There are three wheels users where my daughter plays her volleyball games. We want to get in, period. I use the swimming pools, fishing piers, sports facilities, and amusement parks he mentions regularly. But sometimes I can't because of lack of access. I would far rather use the swimming pool 3 minutes from my home--newly built--but there's no room for my scooter on the sides (narrow walkway) and the pool's entrance is not particularly accessible. Instead, I must use a pool thirty minutes away. A little planning could have made this pool accessible to more seniors and people with disabilities. There are lots of people who use the Y facilities or the pool I go to who must park their walkers or canes and who need steps into a pool. With an aging population and with more disabilities treatable, more people are going to need access.
Fischer should remember that we're only "wheelchair bound" when the wheelchair can't get in, and before ADA, almost all of the places that are now accessible were not, with the exception of grocery stores so that people could wheel out their carts. (For God's sake, where does this duct-taped wheelchair bound language come from?; not without a consent form).

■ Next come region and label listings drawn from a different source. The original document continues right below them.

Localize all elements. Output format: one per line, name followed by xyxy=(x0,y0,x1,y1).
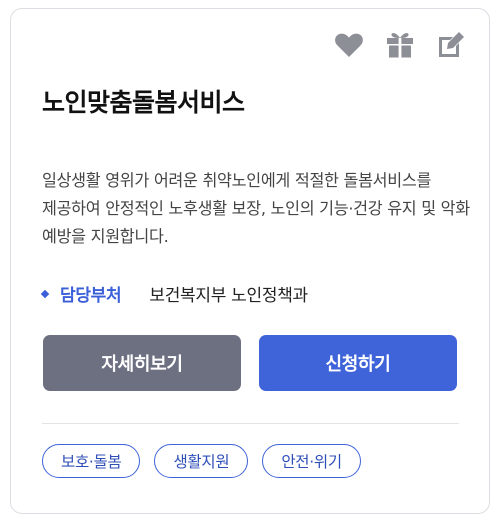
tag-list: 보호·돌봄 생활지원 안전·위기 xyxy=(42,444,361,478)
apply-button[interactable]: 신청하기 xyxy=(259,335,457,391)
edit-icon[interactable] xyxy=(434,28,468,62)
service-description: 일상생활 영위가 어려운 취약노인에게 적절한 돌봄서비스를 제공하여 안정적인… xyxy=(42,171,470,246)
department-value: 보건복지부 노인정책과 xyxy=(149,286,308,306)
service-card: 노인맞춤돌봄서비스 일상생활 영위가 어려운 취약노인에게 적절한 돌봄서비스를… xyxy=(10,8,490,514)
tag-protection-care[interactable]: 보호·돌봄 xyxy=(42,444,141,478)
heart-icon[interactable] xyxy=(332,28,366,62)
department-row: 담당부처 보건복지부 노인정책과 xyxy=(40,281,308,306)
gift-icon[interactable] xyxy=(383,28,417,62)
tag-safety-crisis[interactable]: 안전·위기 xyxy=(262,444,361,478)
department-label: 담당부처 xyxy=(60,286,122,306)
service-title: 노인맞춤돌봄서비스 xyxy=(42,88,245,117)
diamond-bullet-icon xyxy=(40,289,50,298)
tag-living-support[interactable]: 생활지원 xyxy=(154,444,249,478)
divider xyxy=(42,423,459,424)
detail-button[interactable]: 자세히보기 xyxy=(43,335,241,391)
card-actions xyxy=(332,28,468,62)
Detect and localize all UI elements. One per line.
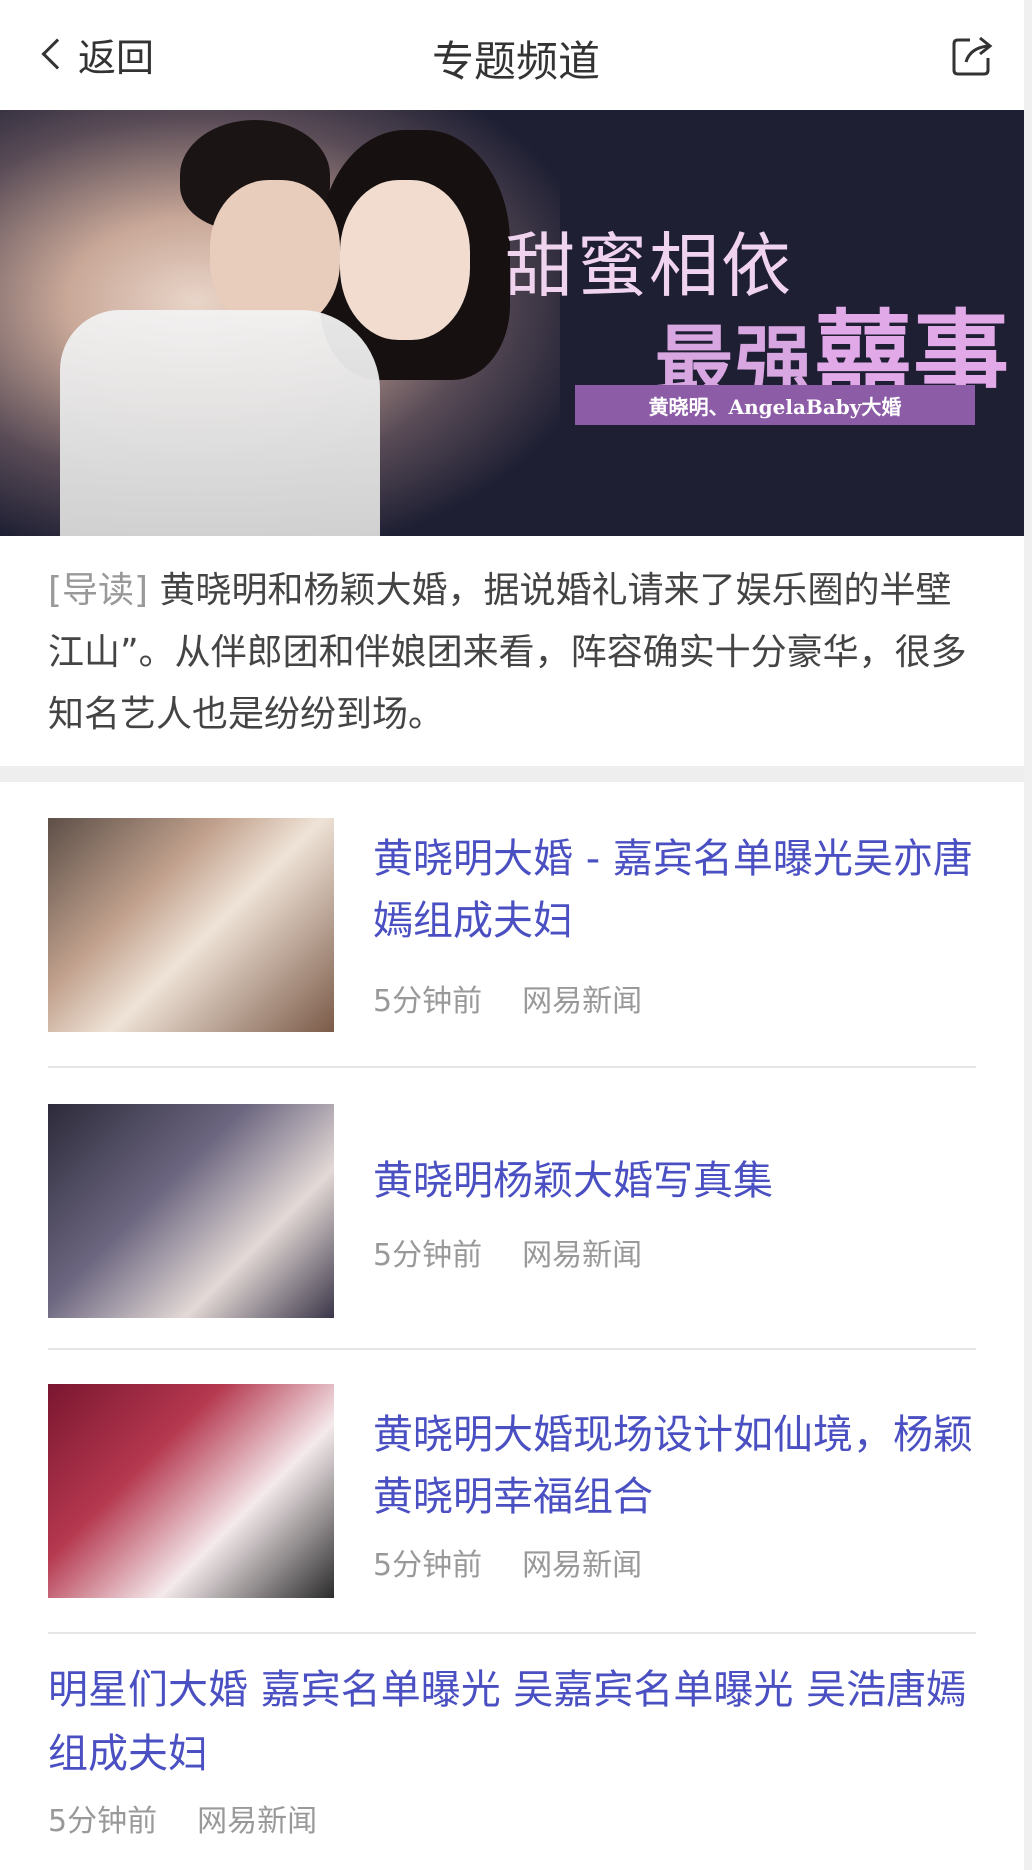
- item-divider: [48, 1632, 976, 1634]
- nav-bar: 返回 专题频道: [0, 0, 1032, 110]
- news-time: 5分钟前: [373, 1548, 483, 1583]
- news-title: 黄晓明杨颖大婚写真集: [373, 1158, 773, 1204]
- news-source: 网易新闻: [197, 1804, 318, 1839]
- news-item[interactable]: 黄晓明杨颖大婚写真集 5分钟前 网易新闻: [48, 1104, 976, 1318]
- news-thumbnail: [48, 818, 334, 1032]
- news-item-text-only[interactable]: 明星们大婚 嘉宾名单曝光 吴嘉宾名单曝光 吴浩唐嫣组成夫妇 5分钟前 网易新闻: [48, 1658, 988, 1840]
- share-icon[interactable]: [948, 32, 996, 80]
- news-item[interactable]: 黄晓明大婚 - 嘉宾名单曝光吴亦唐嫣组成夫妇 5分钟前 网易新闻: [48, 818, 976, 1032]
- news-title: 黄晓明大婚 - 嘉宾名单曝光吴亦唐嫣组成夫妇: [373, 836, 973, 944]
- news-source: 网易新闻: [522, 984, 643, 1019]
- news-meta: 5分钟前 网易新闻: [48, 1796, 988, 1840]
- news-item[interactable]: 黄晓明大婚现场设计如仙境，杨颖黄晓明幸福组合 5分钟前 网易新闻: [48, 1384, 976, 1598]
- banner-photo-suit: [60, 310, 380, 536]
- scroll-edge: [1024, 0, 1032, 1870]
- news-thumbnail: [48, 1384, 334, 1598]
- news-meta: 5分钟前 网易新闻: [373, 976, 642, 1020]
- section-divider: [0, 766, 1024, 782]
- news-meta: 5分钟前 网易新闻: [373, 1230, 642, 1274]
- intro-paragraph: [导读] 黄晓明和杨颖大婚，据说婚礼请来了娱乐圈的半壁江山”。从伴郎团和伴娘团来…: [48, 560, 984, 746]
- news-source: 网易新闻: [522, 1548, 643, 1583]
- intro-text: 黄晓明和杨颖大婚，据说婚礼请来了娱乐圈的半壁江山”。从伴郎团和伴娘团来看，阵容确…: [48, 570, 967, 735]
- news-time: 5分钟前: [373, 984, 483, 1019]
- item-divider: [48, 1066, 976, 1068]
- news-source: 网易新闻: [522, 1238, 643, 1273]
- news-meta: 5分钟前 网易新闻: [373, 1540, 642, 1584]
- banner-tagline: 黄晓明、AngelaBaby大婚: [575, 385, 975, 425]
- banner-photo-bride-face: [340, 180, 470, 340]
- news-title: 明星们大婚 嘉宾名单曝光 吴嘉宾名单曝光 吴浩唐嫣组成夫妇: [48, 1667, 967, 1777]
- news-thumbnail: [48, 1104, 334, 1318]
- hero-banner[interactable]: 甜蜜相依 最强囍事 黄晓明、AngelaBaby大婚: [0, 110, 1024, 536]
- intro-tag: [导读]: [48, 570, 149, 611]
- news-time: 5分钟前: [373, 1238, 483, 1273]
- page-title: 专题频道: [431, 37, 600, 86]
- news-title: 黄晓明大婚现场设计如仙境，杨颖黄晓明幸福组合: [373, 1412, 973, 1520]
- banner-photo-groom-face: [210, 180, 340, 330]
- news-time: 5分钟前: [48, 1804, 158, 1839]
- item-divider: [48, 1348, 976, 1350]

He questions "social integration." We're segregated, as African Americans were in the 1960s. I could not play golf with my children or even be with them, supervise them and make sure no stranger crowded near. Instead, I sat alone and was bullied by a bunch of teenagers who saw me as a good target. At least Rosa Parks could get on the bus, though she experienced serious consequences.
ADA is no guarantee of accessibility, as numerous violations show. A successful lawsuit against Mervyn's doesn't make Kohl's or JCPenney's suddenly make more space between their racks. No one thinks the ADA applies to their business. Everyone seems to think someone else is going to talk them through it and point the way. There are exceptions, and this golf course owner Fischer cites may have been one. Generally, access benefits people on bicycles or using skates, moms and dads with strollers, people with walkers, people who can walk but whose knees are giving out.
ADA is a hope, not a guarantee. Let's also hope people look at facts rather than their prejudices. Even when it comes to investment banking.